Приходи ко мне, разведём костёр, посидим,

поглядим на искры, проводим вечер сухим/

полусладким/креплёным – знаешь, не в этом суть.

Приходи. Ты же рядом. И просто будь.

 

* * *

 

У меня в глазах линзы из оргстекла,

чтоб ни холод им не страшен и ни жара,

чтобы на банальное: «Детка, ну как дела»,

которое обжигает, словно смола,

я бы ослепительно улыбалась.

 

Потом, дома, можно и головой об пол,

и дешёвый портвейн (как встарь) запивать водой,

выть собакой, отправленной на покой,

и скрипеть зубами – ржавой петлёй...

Всё потом. А сейчас излучаю радость.

 

Что в том толку. Снова 1:1.

Ты мне Бог, отец, лекарь и господин.

Я тебе чудо-девочка, паладин,

верный друг и грёбаный оруженосец.

 

Моё сердце мечется как в бреду

От безумного «Fuck you» до «Darling, how do you do?».

Только ты не бойся, я к тебе не приду

ни одной из твоих полуночниц.

 

* * *

 

У меня в кармане флэшка на два гига,

зажигалка, помятая пачка Вога –

гламурничаю, пытаюсь быть тонкой

штучкой (никогда не умела подобного).

У меня в голове: «Мы должны расстаться» –

«Этого быть не может» – «Завтра к 6 на танцы» –

«Может, ты передумаешь, я ведь была хорошая» –

«Какие забавные на занавеске горошины».

У меня варианты: или же взять такси,

или же дома долго в подушку плакать,

или выпить ещё по пятидесяти,

а после придумать ещё вариантов двадцать.

 

* * *

 

Хичкок

Я хочу быть Хичкоком – злым и толстым самодовольным гадом,

ненавидеть женщин и цепляться к их ярким нарядам,

осуждать цвет помады и излишества маникюра,

замечать и смеяться над недостатком фигуры,

самому упиваться сигарой и шардоне.

Быть довольным вполне.

Замещать пустоту на злобу,

не боясь быть не понятым, ограничивая свободу

всем, кто кроме меня существует на этом свете,

заставлять трепетать от ужаса, чтоб как дети,

что увидели вдруг паука в тёмном чулане

не бегут прятаться в светлую комнату к маме,

а от страха забывшись на месте, стоймя стоят,

словно рота солдат.

...правда, выход есть и из этой чёртовой пустоты,

если рядом со мною – ты.

 

* * *

 

Хочется всегда чего-то в стиле «иначе» –

Фирменного, как-то: взбалтывать, но не смешивать.

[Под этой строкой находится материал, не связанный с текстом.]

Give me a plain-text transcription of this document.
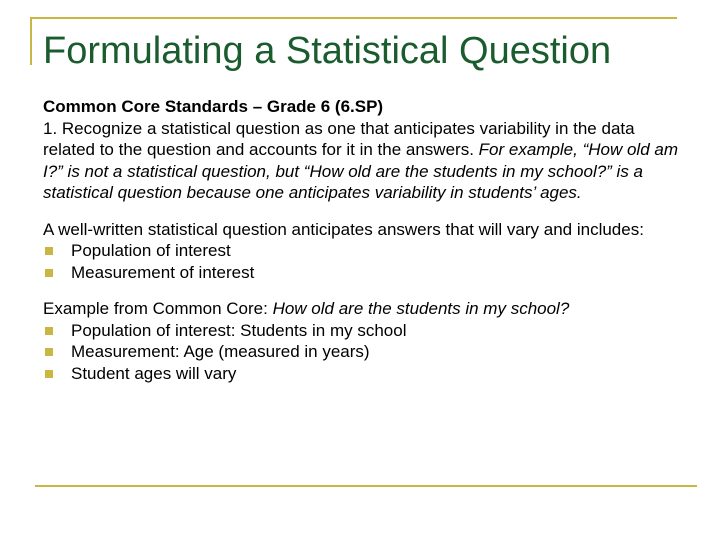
Formulating a Statistical Question

Common Core Standards – Grade 6 (6.SP)

1. Recognize a statistical question as one that anticipates variability in the data related to the question and accounts for it in the answers. For example, “How old am I?” is not a statistical question, but “How old are the students in my school?” is a statistical question because one anticipates variability in students’ ages.

A well-written statistical question anticipates answers that will vary and includes:

Population of interest

Measurement of interest

Example from Common Core: How old are the students in my school?

Population of interest: Students in my school

Measurement: Age (measured in years)

Student ages will vary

Я пропадаю на поэтических дачах

И заряжаюсь умением жить бешено.

 

Заряжаюсь, подпитываюсь чужими фразами

И определяю в своих им место.

Слава богу, что меня с китайскими вазами

Династии Цин не сравнивают. Если тесно

 

Идти странными извилистыми коридорами,

Хватаю за руку первого встречного,

Говорю: «Ну, люби меня, что же ты,

Я такая ж несчастная и не здешняя».

 

Ты такой же – и тебе ничего не надо,

Лишь потом вздохнуть, покурить да оправиться.

Обещаю не провожать долгим взглядом

Перед тем, как самой куда-то отправиться.

 

* * *

 

Это глупо. Так глупо, что хочется взять и напиться в хлам.

Я – разбитое сердце Джека, разорванное напополам.

Но ни одной половинки я больше тебе не отдам.

Хватит! Баста. Буду просто сидеть, просто слушать блюз,

может, выйду из дома, может, потом вернусь,

только бы развеять эту проклятую грусть,

что засела во мне, словно старый и ржавый гвоздь.

Я спокойна. Во мне силы нет даже на злость…

...но сегодня мне опять без тебя не спалось.

Знаешь, вот ни строчки, ни половины тебе не отдам прочесть.

Называй это всё, как хочешь. Я назову просто: «Честь».

Это глупо. Так глупо, что хочется… Занавес!

 

* * *

 

...это легко могло бы быть

о тебе в стихотворной форме

двадцать пятым стихотворением,

но, наверное, я сдержусь

и поведаю о погоде,

о просмотренном новом фильме,

о романе, который читала,

но никак не смогла закрутить...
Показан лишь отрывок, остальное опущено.